Almost one in four people in the UK has been cold-called by fraudsters in scareware scams, according to safety awareness campaign Get Safe Online.
The scams normally involve fraudsters calling and pretending to be part of an IT helpdesk, Get Safe Online said in a statement on Monday. Some users are misled into thinking their computers are infected, and sold fake antivirus software.
The non-profit organisation's suggestion that a quarter of Britons had been cold-called by such fraudsters came from the 2010 Get Safe Online survey, carried out by ICM Research in October with a sample size of 1,520 adults over the age of 18 with access to the internet. UK security minister Baroness Pauline Neville-Jones said that eight out of ten people were not aware of this type of scam.
"Given that our latest research indicates 80 percent of UK internet users have never heard of these 'IT helpdesk' scams, yet almost a quarter have been approached by them, it is vital that we make people aware of this threat," said Neville-Jones in Get Safe Online's statement.
UK e-crime police have seen scareware crime gangs employing hundreds of people, Sharon Lemon, deputy cybercrime director for the Serious Organised Crime Agency (Soca), said in the statement.
"In recent cases, we have seen gangs employing 300-400 people to run their operations and using call centre-scale set ups to target victims en masse," said Lemon. "They can also be paying out as much as $150,000 [£93,000] a month on a pay-per-download basis to individual webmasters who are unwittingly advertising their fake software — this level of investment from criminals indicates that the returns are much heftier than this."
Get Safe Online managing director Tony Neate told ZDNet UK on Monday that both consumers and businesses were vulnerable to cold calling scams.
"My advice is: don't take cold calls — especially for a security warning," Neate said.
A significant percentage of scammers attempt to direct people to websites containing malicious code such as the Zeus information-stealing Trojan, said Neate. Scammers also try to sell antivirus software that is free and software that is ineffective.

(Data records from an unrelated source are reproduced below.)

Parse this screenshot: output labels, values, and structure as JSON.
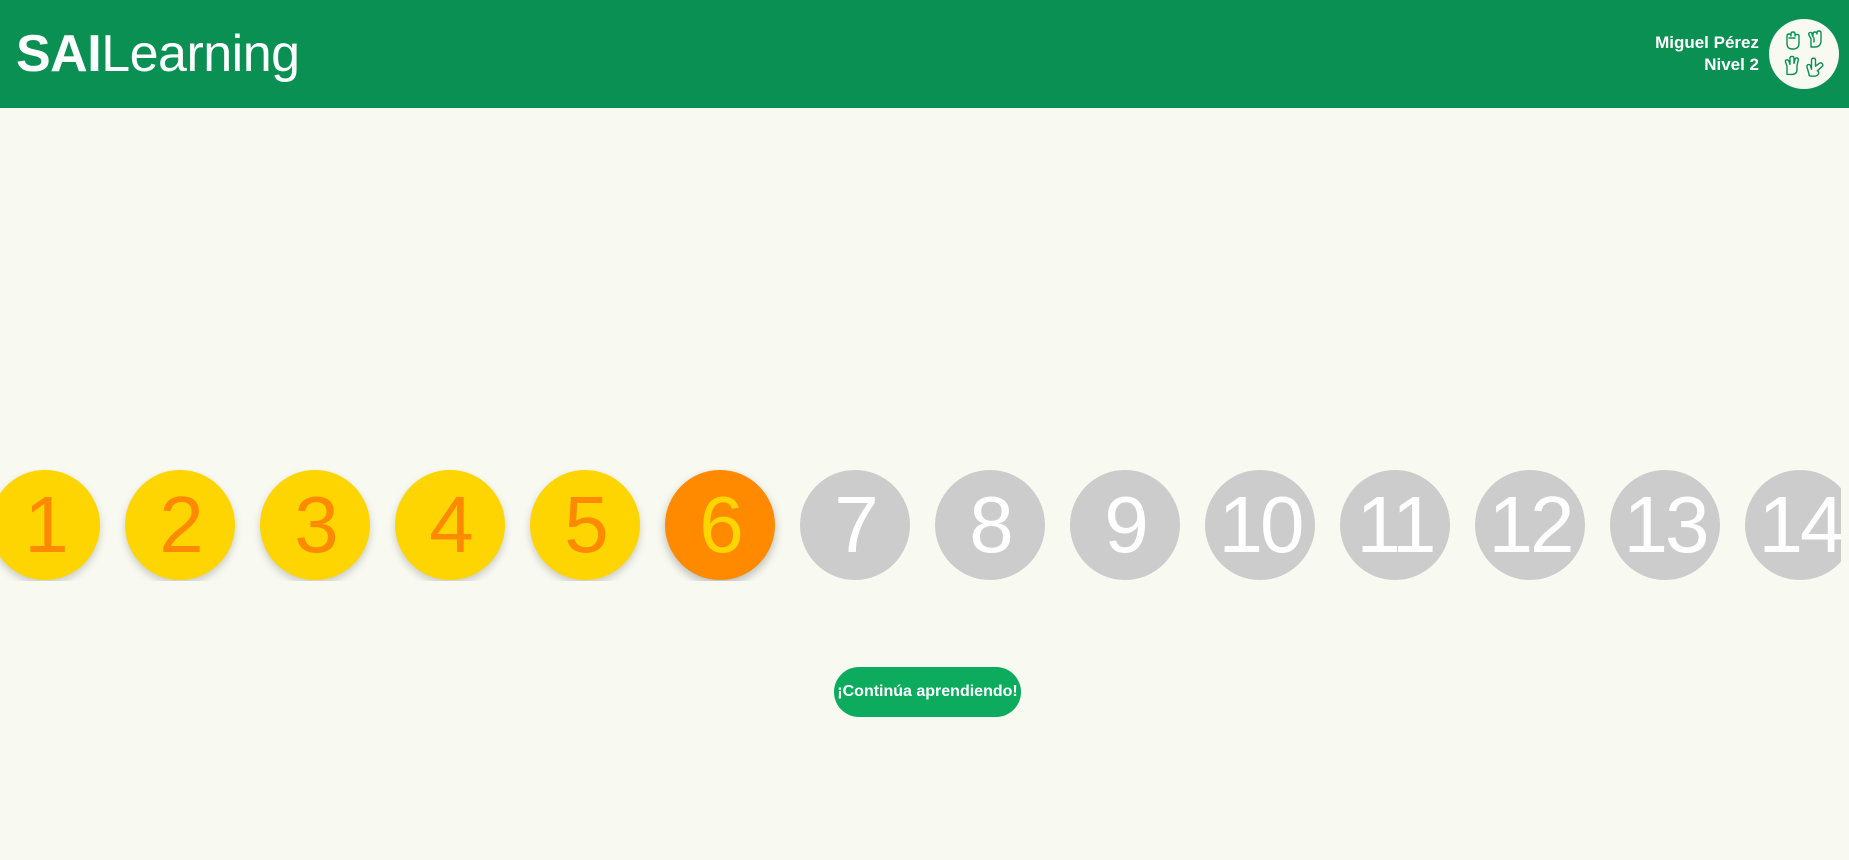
{
  "header": {
    "brand_bold": "SAI",
    "brand_light": "Learning"
  },
  "user": {
    "name": "Miguel Pérez",
    "level": "Nivel 2",
    "avatar_icon": "sign-language-hands-icon"
  },
  "levels": [
    {
      "label": "1",
      "status": "completed"
    },
    {
      "label": "2",
      "status": "completed"
    },
    {
      "label": "3",
      "status": "completed"
    },
    {
      "label": "4",
      "status": "completed"
    },
    {
      "label": "5",
      "status": "completed"
    },
    {
      "label": "6",
      "status": "current"
    },
    {
      "label": "7",
      "status": "locked"
    },
    {
      "label": "8",
      "status": "locked"
    },
    {
      "label": "9",
      "status": "locked"
    },
    {
      "label": "10",
      "status": "locked"
    },
    {
      "label": "11",
      "status": "locked"
    },
    {
      "label": "12",
      "status": "locked"
    },
    {
      "label": "13",
      "status": "locked"
    },
    {
      "label": "14",
      "status": "locked"
    }
  ],
  "continue_button": {
    "label": "¡Continúa aprendiendo!"
  },
  "colors": {
    "header_green": "#0a9053",
    "page_background": "#f8f9f1",
    "completed_fill": "#ffd500",
    "completed_text": "#ff8a00",
    "current_fill": "#ff8a00",
    "current_text": "#ffd500",
    "locked_fill": "#cccccc",
    "locked_text": "#ffffff",
    "button_green": "#0cab5e"
  }
}
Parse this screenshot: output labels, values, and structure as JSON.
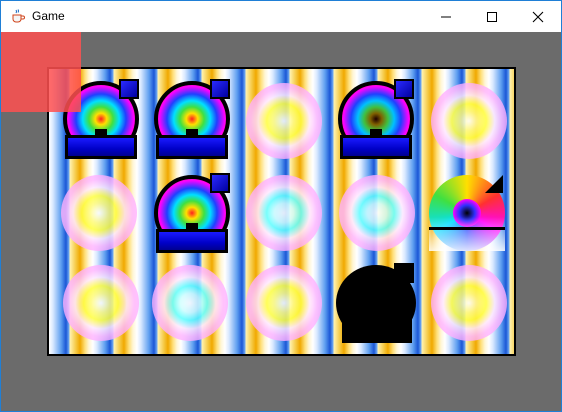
{
  "window": {
    "title": "Game",
    "icon": "java-cup-icon",
    "controls": [
      "minimize-icon",
      "maximize-icon",
      "close-icon"
    ]
  },
  "board": {
    "columns": 5,
    "rows": 3,
    "cells": [
      [
        "piece",
        "piece",
        "ghost",
        "piece-dim",
        "ghost"
      ],
      [
        "ghost",
        "piece",
        "ghost-cyan",
        "ghost-cyan",
        "tilted"
      ],
      [
        "ghost",
        "ghost-cyan",
        "ghost",
        "blob",
        "ghost"
      ]
    ]
  },
  "colors": {
    "background": "#6b6b6b",
    "overlay": "#ff5050",
    "pedestal": "#0000c8"
  }
}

Many organised crime gangs that are involved in IT helpdesk fraud are based in eastern Europe, China and the Indian subcontinent, Neate added.
ZDNet UK reader Chris Randle said that he had been cold-called in September by a woman claiming to represent Microsoft via a company called 'The Service Center at Windows'. No such company exists.
Randle was told he had errors with his computer. He was given step-by-step instructions to 'solve' the problem. First, he was asked to call up Windows Event Viewer. "I was told I would see errors marked with a red cross indicating there were problems with my computer," said Randle in an email exchange.
He was told to run the command 'prefetch spyware' to show the supposedly malicious programs on his machine. He was then asked to visit a legitimate website, which provides third party log-in services for technical support, and type in a PIN. At this point Randle broke off the process.
"Although I had no intention of doing any of the things I was asked, I do wonder who would get caught up in this," he said.